Kalimat diatas memiliki maksut bahwa dedaunan cemara
yang jatuh berguguran seolah-olah menceritakan sebuah kehidupan yang mulai
lelah. Lalu pada bait selanjutnya yaitu :
“Terasa hari akan jadi
malam”
Malam identik dengan kesunyian, kegelapan, waktu
untuk istirahat dan akhir dari sebuah kejadian yang terjadi hari ini. Kalimat
diatas merupakan penggambaran tentang perjalanan hidup yang pasti akan selalu berakhir
dan semua yang bernyawa pasti akan mati.
4.
Menghubungkan
Dengan Sosial Budaya
Hubungannya
terlihat pada bait kedua yaitu tentang kewajiban atau batasan yang bisa
dilakukan oleh anak-anak atau orang dewasa. Dalam masyarakat ada pembagian
tanggung jawab, antara anak-anak dan orang dewasa memiliki tanggung jawab yang
berbeda.
III.
Interpretasi
Puisi
“Derai-Derai Cemara” pada judul merupakan gambaran
dari daun-daun cemara yang berguguran. Mempunyai makna tentang runtuhnya harapan
penyair sejak awal masa kanak-kanaknya.
1.
Bait
Pertama
a.)
Kalimat
I
“Cemara menderai sampai jauh”
Cemara
merupakan pohon yang berbatang tinggi, lurus, daunnya kecil-kecil seperti lidi
dan mudah terhempas oleh angin. Menderai sendiri maknanya berjatuhan atau berguguran.

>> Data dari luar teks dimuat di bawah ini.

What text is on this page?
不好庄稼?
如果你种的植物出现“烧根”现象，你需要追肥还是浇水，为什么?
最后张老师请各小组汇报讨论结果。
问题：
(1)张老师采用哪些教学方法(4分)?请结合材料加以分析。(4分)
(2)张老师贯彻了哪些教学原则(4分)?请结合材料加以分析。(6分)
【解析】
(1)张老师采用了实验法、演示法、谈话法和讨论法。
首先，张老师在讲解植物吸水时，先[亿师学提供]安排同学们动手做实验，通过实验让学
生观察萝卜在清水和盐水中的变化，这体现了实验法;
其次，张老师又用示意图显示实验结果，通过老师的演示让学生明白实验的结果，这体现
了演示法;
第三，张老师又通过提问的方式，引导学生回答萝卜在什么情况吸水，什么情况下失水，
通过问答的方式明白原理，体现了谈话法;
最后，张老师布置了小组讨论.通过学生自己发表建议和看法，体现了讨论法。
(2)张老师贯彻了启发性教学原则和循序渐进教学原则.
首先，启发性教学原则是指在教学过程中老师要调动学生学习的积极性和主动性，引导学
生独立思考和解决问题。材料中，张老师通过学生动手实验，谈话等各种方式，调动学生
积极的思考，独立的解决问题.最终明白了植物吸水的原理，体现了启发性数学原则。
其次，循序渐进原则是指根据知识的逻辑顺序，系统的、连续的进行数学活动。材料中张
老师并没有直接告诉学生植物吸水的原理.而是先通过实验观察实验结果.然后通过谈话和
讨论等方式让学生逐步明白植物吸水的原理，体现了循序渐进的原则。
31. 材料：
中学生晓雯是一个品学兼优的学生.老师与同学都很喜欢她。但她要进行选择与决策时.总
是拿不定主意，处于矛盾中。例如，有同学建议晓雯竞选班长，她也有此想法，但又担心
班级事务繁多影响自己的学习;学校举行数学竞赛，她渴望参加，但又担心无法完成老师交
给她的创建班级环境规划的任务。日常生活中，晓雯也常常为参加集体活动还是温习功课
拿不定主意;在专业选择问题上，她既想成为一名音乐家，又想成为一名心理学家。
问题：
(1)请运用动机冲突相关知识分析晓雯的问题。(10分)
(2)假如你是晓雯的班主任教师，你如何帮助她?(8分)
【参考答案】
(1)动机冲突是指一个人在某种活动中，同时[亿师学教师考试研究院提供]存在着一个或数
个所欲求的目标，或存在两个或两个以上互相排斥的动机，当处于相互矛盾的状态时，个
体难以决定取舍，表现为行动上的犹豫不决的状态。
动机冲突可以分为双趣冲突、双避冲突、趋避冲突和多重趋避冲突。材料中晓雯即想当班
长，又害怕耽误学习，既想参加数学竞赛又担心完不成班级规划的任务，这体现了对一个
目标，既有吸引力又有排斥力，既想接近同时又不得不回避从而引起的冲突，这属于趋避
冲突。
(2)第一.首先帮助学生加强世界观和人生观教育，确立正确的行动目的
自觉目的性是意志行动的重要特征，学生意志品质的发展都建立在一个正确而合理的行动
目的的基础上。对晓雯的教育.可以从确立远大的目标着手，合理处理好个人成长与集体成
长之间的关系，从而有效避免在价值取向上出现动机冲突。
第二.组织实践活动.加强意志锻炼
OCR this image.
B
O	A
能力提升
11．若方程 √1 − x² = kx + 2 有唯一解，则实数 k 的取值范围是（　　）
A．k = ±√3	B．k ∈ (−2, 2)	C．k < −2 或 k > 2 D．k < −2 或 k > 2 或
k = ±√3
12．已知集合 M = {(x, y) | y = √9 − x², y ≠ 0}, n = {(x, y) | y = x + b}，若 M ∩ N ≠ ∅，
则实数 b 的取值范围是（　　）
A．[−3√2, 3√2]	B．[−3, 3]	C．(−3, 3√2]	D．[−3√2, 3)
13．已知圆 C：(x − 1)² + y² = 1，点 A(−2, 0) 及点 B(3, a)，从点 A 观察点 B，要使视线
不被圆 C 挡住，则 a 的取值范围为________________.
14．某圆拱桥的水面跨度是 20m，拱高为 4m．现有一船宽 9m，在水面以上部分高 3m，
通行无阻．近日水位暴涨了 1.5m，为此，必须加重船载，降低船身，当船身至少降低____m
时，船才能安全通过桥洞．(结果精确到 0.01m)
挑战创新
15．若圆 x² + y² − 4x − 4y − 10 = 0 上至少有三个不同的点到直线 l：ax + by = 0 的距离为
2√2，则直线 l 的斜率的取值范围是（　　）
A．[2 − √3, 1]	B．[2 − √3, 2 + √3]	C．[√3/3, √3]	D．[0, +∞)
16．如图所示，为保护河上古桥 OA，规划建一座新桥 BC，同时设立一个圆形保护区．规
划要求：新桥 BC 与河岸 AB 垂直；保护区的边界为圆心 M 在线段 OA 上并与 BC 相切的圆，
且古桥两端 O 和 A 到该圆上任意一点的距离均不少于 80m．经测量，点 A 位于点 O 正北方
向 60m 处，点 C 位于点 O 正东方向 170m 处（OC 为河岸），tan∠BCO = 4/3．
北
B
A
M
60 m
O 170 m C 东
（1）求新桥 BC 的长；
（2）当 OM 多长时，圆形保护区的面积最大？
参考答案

Cemara menerai sampai jauh disini maksutnya bahwa dedaunan cemara yang jatuh
berguguran, seolah-olah menceritakan sebuah perjalanan kehidupan yang mulai
lelah.
b.)
Kalimat
II
“Terasa hari akan jadi
malam”
Malam sendiri identik dengan
kesunyian, kegelapan, waktu untuk istirahat, dan akhir dari sebuag kejadian
yang terjadi hari ini. Terasa hari akan jadi malam merupakan penggambaran
tentang perjalanan hidup yang pasti akan selalu berakhir dan semua yang
bernyawa pasti akan mati.
c.) Kalimat III
“Ada
beberapa dahan di tingkap merapuh”
Tingkap sendiri artinya jendela
yang berada di atap (di dinding dan sebagainya). Sedangkan dahan bermakna
sebagai keyakinan pengarang yang ingin hidup lebih lama dan melawan kematian.
Sementara merapuh karena dahan itu (keyakinan)

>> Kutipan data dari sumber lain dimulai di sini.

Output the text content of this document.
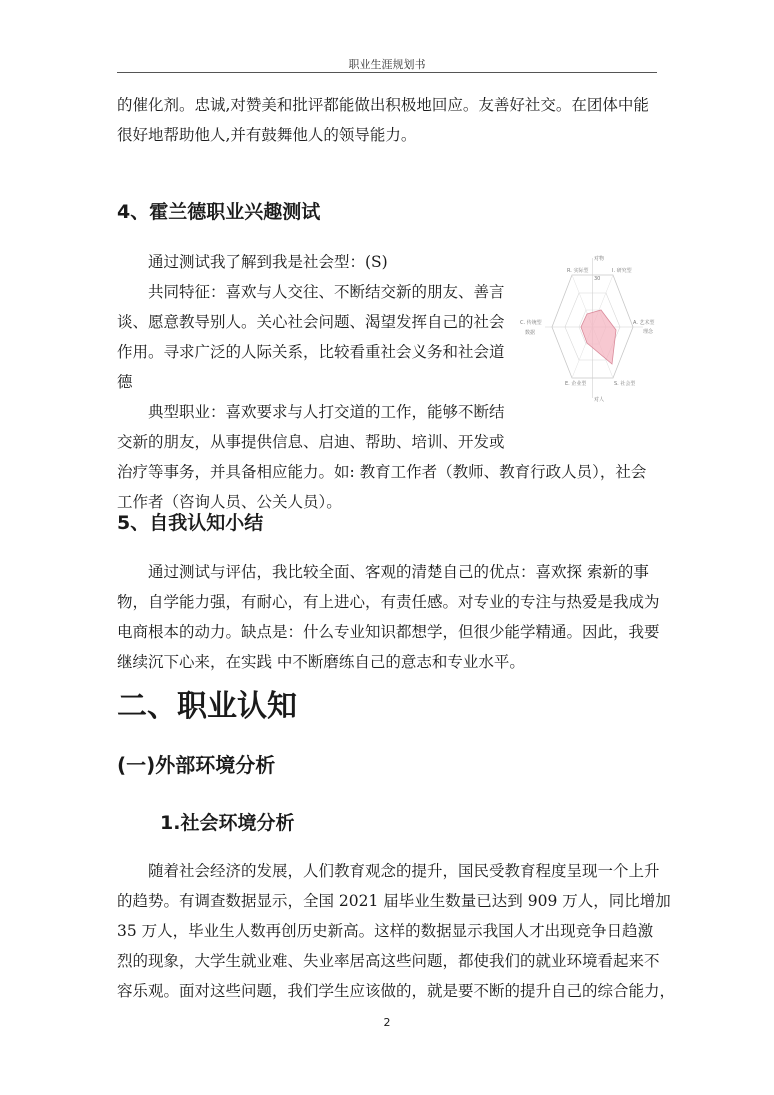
职业生涯规划书
的催化剂。忠诚,对赞美和批评都能做出积极地回应。友善好社交。在团体中能
很好地帮助他人,并有鼓舞他人的领导能力。
4、霍兰德职业兴趣测试
通过测试我了解到我是社会型：(S)
共同特征：喜欢与人交往、不断结交新的朋友、善言
谈、愿意教导别人。关心社会问题、渴望发挥自己的社会
作用。寻求广泛的人际关系，比较看重社会义务和社会道
德
典型职业：喜欢要求与人打交道的工作，能够不断结
交新的朋友，从事提供信息、启迪、帮助、培训、开发或
治疗等事务，并具备相应能力。如: 教育工作者（教师、教育行政人员），社会
工作者（咨询人员、公关人员）。
30
对物
R. 实际型	I. 研究型
A. 艺术型
理念
S. 社会型
E. 企业型
C. 传统型
数据
对人
5、自我认知小结
通过测试与评估，我比较全面、客观的清楚自己的优点：喜欢探 索新的事
物，自学能力强，有耐心，有上进心，有责任感。对专业的专注与热爱是我成为
电商根本的动力。缺点是：什么专业知识都想学，但很少能学精通。因此，我要
继续沉下心来，在实践 中不断磨练自己的意志和专业水平。
二、职业认知
(一)外部环境分析
1.社会环境分析
随着社会经济的发展，人们教育观念的提升，国民受教育程度呈现一个上升
的趋势。有调查数据显示，全国 2021 届毕业生数量已达到 909 万人，同比增加
35 万人，毕业生人数再创历史新高。这样的数据显示我国人才出现竞争日趋激
烈的现象，大学生就业难、失业率居高这些问题，都使我们的就业环境看起来不
容乐观。面对这些问题，我们学生应该做的，就是要不断的提升自己的综合能力，
2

pengarang yang ingin hidup lebih lama semakin merapuh.
d.)
Kalimat
IV
“Dipukul angin yang
terpendam”
Angin digambarkan tentang segala
cobaan dan kepahitan hidup yang dialami oleh pengarang. Dipukul angin yang
terpendam, mungkin disini maksutnya pengarang ingin mengatakan sesuatu pada
seseorang tetapi tidak pernah bisa dikatakan, seperti tertahan
ditenggorokannya. Pengarang hanya bisa memendam perasaannya, hal ini
menyebabkan pertentangan batin yang memukul dahan (keyakinan) yang merapuh dari
dalam diri pengarang.
2.
Bait
Kedua
a.)
Kalimat
I
“Aku sekarang orangnya bisa tahan”
Pengarang saat ini sudah tahan
dengan keadaan (segala cobaan dan kepahitan hidup) yang pengarang pernah alami
sebelumnya.
b.)
Kalimat
II
“Sudah beberapa waktu bukan kanak lagi”
Menggambarkan tentang pandangan
yang terjadi saat pengarang masih kanak-kanak dan pandangan itu tidak ada
keterkaitannya ketika dia telah beranjak dewasa atau meninggalkan masa
kanak-kanaknya. Sekarang pengarang sudah didewasakan oleh keadaan dimana dia
pernah merasakan pengalaman pahit, rapuh dan dia sudah bisa menerima keadaan
jika sesuatu yang dia inginkan tidak semuanya bisa didapatkan atau dimiliki.
c.)
Kalimat
III
“Tapi
dulu memang ada suatu bahan”
Pernyataan pengarang bahwa dia
mempunyai pengalaman yang mampu mendewasakannya. Dia juga mempunyai cita-cita
atau pandangan hidup pada masa kecilnya.
d.)
Kalimat
IV
“Yang
bukan dasar perhitungan kini”
Apa yang dicita-citakan pengarang
pada waktu kecil tidak terjadi pada masa sekarang (saat dewasa), dan pandangan
tentang hidupnya telah berbeda dari apa yang pernah pengarang pikirkan saat dia
masih kanak-kanak.
3.
Bait
Ketiga
a.)
Kalimat
I
“Hidup
hanya menunda kekalahan”
Kekalahan adalah simbol suatu
kepasrahan dan sangat identik dengan keputusasaan, penderitaan bahkan kematian.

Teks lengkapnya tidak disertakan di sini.